Comienza investigación de la OTAN y Gobierno afgano sobre quema del Corán
22-Feb 11:44 pm|EFE
El fin de la investigación es
descubrir la "verdad que rodeó a los hechos que causaron el incidente",
para así "tomar todas las medidas necesarias e impedir que esto
vuelva a suceder

El secretario general de la OTAN, Anders Fogh Rasmussen | Reuters
Un equipo conjunto de la misión de la OTAN en Afganistán y del Gobierno afgano ha iniciado la investigación sobre la denunciada quema de Coranes en la base militar de Bagram, que ha causado protestas en las que han muerto ocho personas.
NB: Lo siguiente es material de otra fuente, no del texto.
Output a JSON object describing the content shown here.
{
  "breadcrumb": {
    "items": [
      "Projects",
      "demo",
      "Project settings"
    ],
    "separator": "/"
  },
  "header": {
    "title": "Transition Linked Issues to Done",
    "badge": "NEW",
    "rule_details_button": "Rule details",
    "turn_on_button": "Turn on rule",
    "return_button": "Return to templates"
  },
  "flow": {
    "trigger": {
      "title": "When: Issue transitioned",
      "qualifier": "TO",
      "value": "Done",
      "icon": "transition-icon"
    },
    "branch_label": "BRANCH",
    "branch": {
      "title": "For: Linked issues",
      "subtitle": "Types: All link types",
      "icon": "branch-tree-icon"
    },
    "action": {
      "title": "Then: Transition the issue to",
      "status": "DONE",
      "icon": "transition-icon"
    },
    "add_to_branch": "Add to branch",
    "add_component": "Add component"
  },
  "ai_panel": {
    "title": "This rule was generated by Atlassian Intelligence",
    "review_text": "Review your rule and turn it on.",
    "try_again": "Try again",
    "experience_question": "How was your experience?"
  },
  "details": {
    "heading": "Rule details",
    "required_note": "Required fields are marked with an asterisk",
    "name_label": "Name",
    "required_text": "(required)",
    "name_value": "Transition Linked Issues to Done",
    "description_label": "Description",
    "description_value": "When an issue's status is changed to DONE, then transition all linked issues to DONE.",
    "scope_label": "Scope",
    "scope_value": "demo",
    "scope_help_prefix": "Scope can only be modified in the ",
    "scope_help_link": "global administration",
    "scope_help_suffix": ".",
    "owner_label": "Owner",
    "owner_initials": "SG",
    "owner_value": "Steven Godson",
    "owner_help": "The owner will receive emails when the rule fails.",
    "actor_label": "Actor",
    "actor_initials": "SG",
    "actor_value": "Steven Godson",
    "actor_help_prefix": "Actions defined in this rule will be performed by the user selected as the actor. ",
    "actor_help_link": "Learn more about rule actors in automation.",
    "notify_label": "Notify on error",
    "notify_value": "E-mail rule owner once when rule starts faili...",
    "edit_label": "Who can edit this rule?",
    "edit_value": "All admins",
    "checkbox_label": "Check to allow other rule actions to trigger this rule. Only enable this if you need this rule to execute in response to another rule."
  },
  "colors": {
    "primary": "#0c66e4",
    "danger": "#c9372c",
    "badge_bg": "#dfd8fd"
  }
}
El equipo visitó el miércoles el centro de detención de las tropas internacionales de Bagram, al norte de Kabul, en la Provincia de Parwan, para obtener datos sobre el modo en el que las tropas se deshicieron el pasado domingo de una cantidad indeterminada de material religioso.
"Esta visita es un primer paso extremadamente importante para resolver el asunto, y agradezco que el presidente (Hamid) Karzai nos apoye enviando un grupo de representantes", dijo en un comunicado difundido hoy el jefe de la misión afgana de la OTAN, John Allen.
Según añadió Allen en la nota, el propósito de la investigación es descubrir la "verdad que rodeó a los hechos que causaron el incidente", para así "tomar todas las medidas necesarias para impedir que esto suceda de nuevo".
La misión todavía no ha aclarado en detalle qué sucedió en el interior de la base, pero un testigo aseguró que varios militares de EE UU quemaron algunos ejemplares del Corán y otros libros religiosos en el interior del centro.
De acuerdo con esa versión, los miembros de la OTAN transportaron en una furgoneta el material quemado al exterior del complejo de Bagram, donde fue hallado por empleados afganos que lo expusieron al público, lo que dio pie a las primeras manifestaciones este martes.
Esas protestas se extendieron por varios puntos de Afganistán y se recrudecieron hasta el punto de que ocho personas murieron y 40 resultaron heridas en enfrentamientos con la Policía.
El Gobierno de Karzai emitió ayer un comunicado en el que ordenó la apertura de una investigación sobre las muertes, informó la agencia afgana AIP.
La profanación del Corán es una asunto muy sensible en Afganistán. El año pasado unas 20 personas, entre ellas siete trabajadores de la ONU, murieron a raíz de las protestas por la quema pública de un ejemplar en una iglesia estadounidense.